NO.036 Discrete Algorithms Meet Machine Learning
August 10 - 13, 2013 (Check-in: August 9, 2013 )
- Hal Daumé III
- University of Maryland, USA
- Kevin Duh
- Nara Institute of Science & Technology, Japan
- Samir Khuller
- University of Maryland, USA
Structured prediction is the task of learning a function that maps inputs to structured outputs, and forms the heart of problems in natural language processing. Syntactic analysis, word alignment for machine translation, semantic understanding, action/goal recognition and translation itself are all examples of structured prediction tasks. In all these tasks, the goal at prediction time is to produce a combinatorial structure, typically by exploiting an off-the-shelf or hand-rolled combinatorial optimization algorithm. The fact that a combinatorial optimization algorithm consumes the output of a machine learning system in order to make predictions renders the learning problem difficult: one must reason about statements like “if I change my model in such a way, how will this affect the matching that the Hungarian algorithm (for weighted matchings) would return?”
Our goal is to solve such questions not only for specific problems such as graphs but also to develop a robust framework in the language of modern combinatorial algorithms by generalizing from spanning trees to matroids, or matchings to matroid intersections. All of these frameworks are polynomial-time for making predictions, and our goal is to construct similar polynomial-time learning procedures.
Although studying polynomial time solvable problems are useful for some specific natural language processing problems, we also wish to turn our attention to approximation algorithms for NP-complete prediction tasks (such as natural language generation or machine translation). So far, such problems have been the bane of structured prediction, requiring either the theoretically ungrounded use of approximate prediction within learning, or efficient but lower-quality search-based solutions with heavy pruning.
The key idea we wish to pursue is that NP-complete problems are characterized by efficient verification. We propose to push this further to efficient separation at learning time (which appears to work for all polynomial-time algorithms we have looked at thus far). If this is possible, then we can explicitly train models to give correct solutions, even when a polynomial time approximation algorithm is run at test time. Such a result has the potential to change how the natural language processing community thinks about learning in computationally hard problems.
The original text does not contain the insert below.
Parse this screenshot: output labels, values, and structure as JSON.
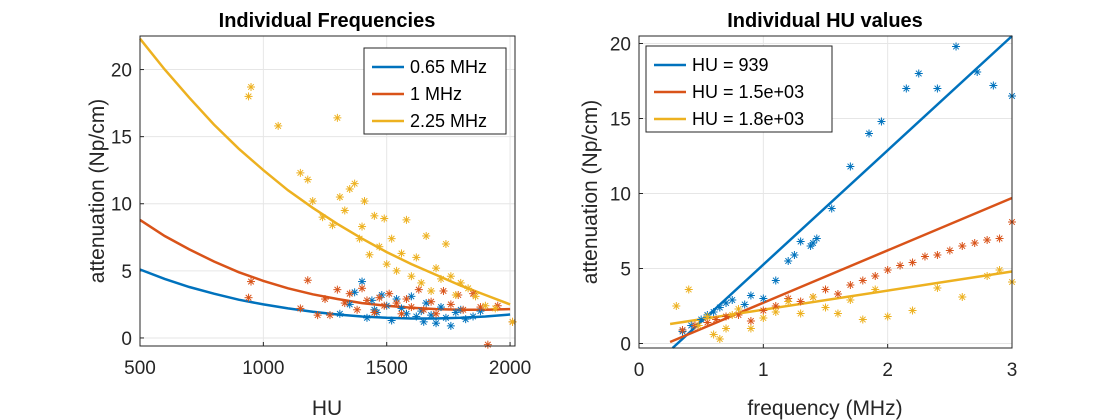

From the algorithmic perspective, for decades, our basic assumption has been that the input data is sacrosanct and essentially all basic optimization algorithms make this assumption. The problems we envision solving, now question this basic assumption, since we have to modify the input data, while minimizing the norm of the perturbation, so as to satisfy certain properties. We hope this meeting will unite the large sub-community in natural language processing community that deals with combinatorial prediction problems with the algorithms community that studies them.